10,836,505 We+Built+This+City+-+Excerpt+(Feta).flac 11,054,288 We+Built+This+City+-+Excerpt+(Limburger).flac 11,294,757 We+Built+This+City+-+Excerpt+(Brie).flac 11,731,999 We+Built+This+City+-+Excerpt+(Cheddar).flac 11,816,415 We+Built+This+City+-+Excerpt+(Gouda).flac
The higher the bitrate, apparently, the less compressible the audio files are with lossless FLAC compression. It's a small difference in absolute file size, but it's enough to sort exactly with quality. At least you can independently verify that I wasn't tricking anyone in this experiment; each sample was indeed different, and the bitrates are what I said they were.
But you guys and gals wouldn't do that, because you aren't dirty, filthy cheaters, right? Of course not. Let's go over the actual results. Remember each sample was ranked in a simple web form from 1 to 5, where 1 is worst quality, and 5 is highest quality.
The summary statistics for the 3,512 data points:
|raw CD audio||(Gouda)||3.34||1.26|
(If you'd like to perform more detailed statistical analysis, download the Excel 2010 spreadsheet with all the data and have at it.)
Even without busting out hard-core statistics, I think it's clear from the basic summary statistics graph that only one audio sample here was discernably different than the rest – the 128kbps CBR. And by different I mean "audibly worse". I've maintained for a long, long time that typical 128kbps MP3s are not acceptable quality. Even for the worst song ever. So I guess we can consider this yet another blind listening test proving that point. Give us VBR at an average bitrate higher than 128kbps, or give us death!
But what about the claim that people with dog ears can hear the difference between the higher bitrate MP3 samples? Well, first off, it's incredibly strange that the first sample – encoded at a mere 160kbps – does better on average than everything else. I think it's got to be bias from appearing first in the list of audio samples. It's kind of an outlier here for no good reason, so we have to almost throw it out. More fuel for the argument that people can't hear a difference at bitrates above 128kbps, and even if they do, they're probably imagining it. If we didn't throw out this result, we'd have to conclude that the 160kbps sample was somehow superior to the raw CD audio, which is … clearly insane.
Running T-Test and Analysis of Variance (it's in the spreadsheet) on the non-insane results, I can confirm that the 128kbps CBR sample is lower quality with an extremely high degree of statistical confidence. Beyond that, as you'd expect, nobody can hear the difference between a 320kbps CBR audio file and the CD. And the 192kbps VBR results have a barely statistically significant difference versus the raw CD audio at the 95% confidence level. I'm talking absolutely wafer thin here.

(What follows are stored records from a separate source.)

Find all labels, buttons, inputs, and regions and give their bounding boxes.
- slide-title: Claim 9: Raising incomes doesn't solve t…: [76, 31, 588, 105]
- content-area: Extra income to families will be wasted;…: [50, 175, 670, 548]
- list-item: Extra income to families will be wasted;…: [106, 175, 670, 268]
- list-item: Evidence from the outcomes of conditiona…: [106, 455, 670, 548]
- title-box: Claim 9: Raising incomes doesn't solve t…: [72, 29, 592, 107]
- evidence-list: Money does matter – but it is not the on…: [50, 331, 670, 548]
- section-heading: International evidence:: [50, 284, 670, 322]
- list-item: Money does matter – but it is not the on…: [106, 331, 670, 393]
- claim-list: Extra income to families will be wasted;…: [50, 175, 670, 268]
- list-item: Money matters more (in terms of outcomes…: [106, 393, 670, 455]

Anyway, between the anomalous 160kbps result and the blink-and-you'll-miss-it statistical difference between the 192kbps result and the raw CD audio, I'm comfortable calling this one as I originally saw it. The data from this experiment confirms what I thought all along: for pure listening, the LAME defaults of 192kbps variable bit rate encoding do indeed provide a safe, optimal aural bang for the byte – even dogs won't be able to hear the difference between 192kbps VBR MP3 tracks and the original CD.